Mr. English borrowed $126 from his mother’s savings account and boarded a bus to pursue a job prospect in Miami.
When the bus stopped in Fort Lauderdale, he spied a college friend from his window, talked to him and ended up taking a job as an assistant to the city attorney.
Mr. English was promoted to city attorney in 1928 and stayed in that job until 1939, when he went into private practice, founding the law firm of English, McCaughan & O’Brien.
Dubbed “Mr. Finance of Fort Lauderdale,” he helped create First Federal Savings and Loan Association, now Glendale Federal Bank, and First National Bank, which later became Landmark Bank, and is now NationsBank.
“He was just a genuine friend,” Young said. “He’d call to say, ‘Virginia, meet me for lunch because we’ve got a project.’ … And it would be getting the Boy Scouts started. He was not just an old-timer, he loved this place.”

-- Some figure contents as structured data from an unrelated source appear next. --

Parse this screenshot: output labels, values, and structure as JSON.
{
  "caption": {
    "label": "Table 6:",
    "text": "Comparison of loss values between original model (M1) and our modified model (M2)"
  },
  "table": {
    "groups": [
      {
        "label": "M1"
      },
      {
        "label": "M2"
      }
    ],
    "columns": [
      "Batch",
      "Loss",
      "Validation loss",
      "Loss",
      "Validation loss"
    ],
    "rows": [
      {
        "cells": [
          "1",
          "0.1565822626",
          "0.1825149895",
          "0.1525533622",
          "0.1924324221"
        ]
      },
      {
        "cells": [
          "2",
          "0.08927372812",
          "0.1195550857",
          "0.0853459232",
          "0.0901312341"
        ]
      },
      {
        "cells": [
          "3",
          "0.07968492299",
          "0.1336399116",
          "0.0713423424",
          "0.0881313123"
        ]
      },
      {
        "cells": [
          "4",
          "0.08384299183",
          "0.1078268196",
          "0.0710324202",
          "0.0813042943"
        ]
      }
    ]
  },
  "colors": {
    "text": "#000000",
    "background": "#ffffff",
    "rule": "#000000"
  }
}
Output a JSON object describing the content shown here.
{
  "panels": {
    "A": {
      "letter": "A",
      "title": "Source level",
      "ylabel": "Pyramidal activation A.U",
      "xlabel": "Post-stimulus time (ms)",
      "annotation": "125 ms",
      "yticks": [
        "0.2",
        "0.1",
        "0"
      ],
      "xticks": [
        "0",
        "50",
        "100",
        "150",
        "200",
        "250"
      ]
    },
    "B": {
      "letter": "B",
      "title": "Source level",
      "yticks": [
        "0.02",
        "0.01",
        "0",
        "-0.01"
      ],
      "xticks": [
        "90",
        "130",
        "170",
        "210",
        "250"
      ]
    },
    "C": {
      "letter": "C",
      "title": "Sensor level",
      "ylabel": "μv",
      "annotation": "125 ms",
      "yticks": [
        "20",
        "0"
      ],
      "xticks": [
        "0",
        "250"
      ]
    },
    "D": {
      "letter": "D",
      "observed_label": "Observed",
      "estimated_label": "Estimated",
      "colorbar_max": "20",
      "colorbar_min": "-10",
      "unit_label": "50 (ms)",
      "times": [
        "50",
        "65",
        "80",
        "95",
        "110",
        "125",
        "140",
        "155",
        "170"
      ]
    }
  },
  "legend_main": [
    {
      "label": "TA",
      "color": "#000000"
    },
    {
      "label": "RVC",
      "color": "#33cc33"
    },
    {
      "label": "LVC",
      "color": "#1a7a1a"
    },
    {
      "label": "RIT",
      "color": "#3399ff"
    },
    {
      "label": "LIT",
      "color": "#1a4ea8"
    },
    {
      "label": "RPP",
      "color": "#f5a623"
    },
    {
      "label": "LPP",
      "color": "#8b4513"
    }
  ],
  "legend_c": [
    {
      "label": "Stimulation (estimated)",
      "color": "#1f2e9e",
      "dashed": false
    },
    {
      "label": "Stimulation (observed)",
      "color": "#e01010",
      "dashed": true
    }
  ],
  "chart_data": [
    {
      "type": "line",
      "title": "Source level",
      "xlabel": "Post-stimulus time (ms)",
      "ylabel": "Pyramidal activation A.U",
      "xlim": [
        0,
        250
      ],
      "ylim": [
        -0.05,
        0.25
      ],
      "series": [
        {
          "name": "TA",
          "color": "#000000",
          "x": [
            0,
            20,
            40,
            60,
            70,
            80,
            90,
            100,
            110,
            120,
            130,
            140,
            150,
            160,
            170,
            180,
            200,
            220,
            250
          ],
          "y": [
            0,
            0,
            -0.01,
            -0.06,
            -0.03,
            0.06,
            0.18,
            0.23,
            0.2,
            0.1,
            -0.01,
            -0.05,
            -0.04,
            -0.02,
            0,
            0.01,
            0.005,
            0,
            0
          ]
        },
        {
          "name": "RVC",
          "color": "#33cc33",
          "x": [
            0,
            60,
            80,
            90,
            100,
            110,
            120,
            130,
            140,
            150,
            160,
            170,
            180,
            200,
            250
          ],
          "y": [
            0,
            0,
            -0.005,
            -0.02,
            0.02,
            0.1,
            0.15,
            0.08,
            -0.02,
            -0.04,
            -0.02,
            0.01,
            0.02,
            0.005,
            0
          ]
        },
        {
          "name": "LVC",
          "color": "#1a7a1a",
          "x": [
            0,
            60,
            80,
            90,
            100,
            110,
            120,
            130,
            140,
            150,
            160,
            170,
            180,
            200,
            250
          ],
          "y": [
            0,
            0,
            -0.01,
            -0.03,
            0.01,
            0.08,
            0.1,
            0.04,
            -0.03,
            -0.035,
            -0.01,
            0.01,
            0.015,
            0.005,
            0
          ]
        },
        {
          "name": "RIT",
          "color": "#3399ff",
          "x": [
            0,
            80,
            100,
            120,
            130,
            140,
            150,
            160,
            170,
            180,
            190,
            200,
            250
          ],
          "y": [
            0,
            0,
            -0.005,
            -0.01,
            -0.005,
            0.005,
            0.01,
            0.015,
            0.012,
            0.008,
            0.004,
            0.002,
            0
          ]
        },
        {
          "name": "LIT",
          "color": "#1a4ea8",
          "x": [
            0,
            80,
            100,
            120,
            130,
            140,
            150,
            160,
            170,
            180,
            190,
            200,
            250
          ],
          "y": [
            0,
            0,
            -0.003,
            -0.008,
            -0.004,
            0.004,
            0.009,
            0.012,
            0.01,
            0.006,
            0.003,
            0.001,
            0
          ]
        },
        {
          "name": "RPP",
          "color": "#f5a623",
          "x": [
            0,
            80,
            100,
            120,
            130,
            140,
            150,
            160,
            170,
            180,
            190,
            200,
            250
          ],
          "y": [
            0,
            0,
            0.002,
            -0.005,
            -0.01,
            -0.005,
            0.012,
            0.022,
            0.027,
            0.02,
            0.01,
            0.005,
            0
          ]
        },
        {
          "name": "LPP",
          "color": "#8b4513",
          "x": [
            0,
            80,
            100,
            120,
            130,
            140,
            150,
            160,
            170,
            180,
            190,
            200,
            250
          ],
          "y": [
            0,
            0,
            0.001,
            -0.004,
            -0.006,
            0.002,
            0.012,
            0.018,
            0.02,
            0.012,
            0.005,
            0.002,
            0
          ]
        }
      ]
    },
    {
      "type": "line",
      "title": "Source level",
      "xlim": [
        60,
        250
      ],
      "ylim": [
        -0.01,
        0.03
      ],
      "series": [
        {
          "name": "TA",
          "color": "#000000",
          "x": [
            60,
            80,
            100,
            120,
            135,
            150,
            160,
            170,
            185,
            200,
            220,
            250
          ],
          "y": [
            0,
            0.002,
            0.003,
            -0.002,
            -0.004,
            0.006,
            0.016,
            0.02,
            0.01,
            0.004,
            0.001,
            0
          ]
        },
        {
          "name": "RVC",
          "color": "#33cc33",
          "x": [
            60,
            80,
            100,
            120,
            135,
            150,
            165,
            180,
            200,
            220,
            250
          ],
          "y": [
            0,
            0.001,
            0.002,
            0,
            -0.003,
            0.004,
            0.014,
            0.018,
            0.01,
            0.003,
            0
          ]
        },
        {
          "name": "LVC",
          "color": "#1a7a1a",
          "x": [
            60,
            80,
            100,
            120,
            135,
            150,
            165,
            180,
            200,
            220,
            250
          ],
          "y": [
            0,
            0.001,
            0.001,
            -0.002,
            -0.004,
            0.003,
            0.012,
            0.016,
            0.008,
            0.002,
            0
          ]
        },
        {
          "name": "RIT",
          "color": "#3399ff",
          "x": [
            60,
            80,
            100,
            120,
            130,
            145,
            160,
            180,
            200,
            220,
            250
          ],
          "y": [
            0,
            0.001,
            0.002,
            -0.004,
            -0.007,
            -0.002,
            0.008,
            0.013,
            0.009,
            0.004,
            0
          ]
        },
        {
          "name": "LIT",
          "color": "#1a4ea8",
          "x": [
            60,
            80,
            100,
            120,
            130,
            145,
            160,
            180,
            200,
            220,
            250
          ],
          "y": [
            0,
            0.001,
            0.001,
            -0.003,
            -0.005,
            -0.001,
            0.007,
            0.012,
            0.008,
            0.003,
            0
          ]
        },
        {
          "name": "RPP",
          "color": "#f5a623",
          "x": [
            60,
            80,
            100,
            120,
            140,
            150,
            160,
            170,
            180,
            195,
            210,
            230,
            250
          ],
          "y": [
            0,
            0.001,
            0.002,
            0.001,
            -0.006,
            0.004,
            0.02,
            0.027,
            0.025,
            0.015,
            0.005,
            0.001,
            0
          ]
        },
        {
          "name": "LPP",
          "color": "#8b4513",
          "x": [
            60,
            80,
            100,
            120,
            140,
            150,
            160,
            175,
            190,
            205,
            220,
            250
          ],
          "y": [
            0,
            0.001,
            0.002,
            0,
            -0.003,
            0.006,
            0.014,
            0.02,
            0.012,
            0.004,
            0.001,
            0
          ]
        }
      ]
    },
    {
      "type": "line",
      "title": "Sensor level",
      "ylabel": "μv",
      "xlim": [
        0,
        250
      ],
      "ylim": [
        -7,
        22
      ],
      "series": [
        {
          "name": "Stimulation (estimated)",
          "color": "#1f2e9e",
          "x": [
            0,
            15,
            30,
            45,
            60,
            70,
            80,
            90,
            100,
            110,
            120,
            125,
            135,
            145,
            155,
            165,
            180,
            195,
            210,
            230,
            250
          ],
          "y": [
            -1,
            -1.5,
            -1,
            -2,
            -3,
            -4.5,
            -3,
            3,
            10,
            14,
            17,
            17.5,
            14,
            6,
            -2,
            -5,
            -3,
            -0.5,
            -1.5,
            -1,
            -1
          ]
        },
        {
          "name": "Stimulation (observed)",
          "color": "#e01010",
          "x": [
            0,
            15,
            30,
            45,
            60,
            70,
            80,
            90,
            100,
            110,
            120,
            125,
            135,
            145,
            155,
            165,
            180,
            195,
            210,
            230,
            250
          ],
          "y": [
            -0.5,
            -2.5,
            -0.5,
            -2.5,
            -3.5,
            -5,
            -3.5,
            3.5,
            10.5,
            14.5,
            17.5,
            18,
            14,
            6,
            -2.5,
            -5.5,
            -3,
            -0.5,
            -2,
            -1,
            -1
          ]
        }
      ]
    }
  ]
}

In addition to his son, Mr. English is survived by his wife, Virginia Alexander English; two grandsons, Tam Andrew English of Fort Lauderdale and George W. English IV of Tallahassee; a granddaughter, Lisa English Danneker of Elizabeth City, N.C.; and seven great-grandchildren.
A funeral service will be at 11 a.m Saturday in the Sanctuary of the First Presbyterian Church, 401 SE 15th Ave, Fort Lauderdale. Burial will be private.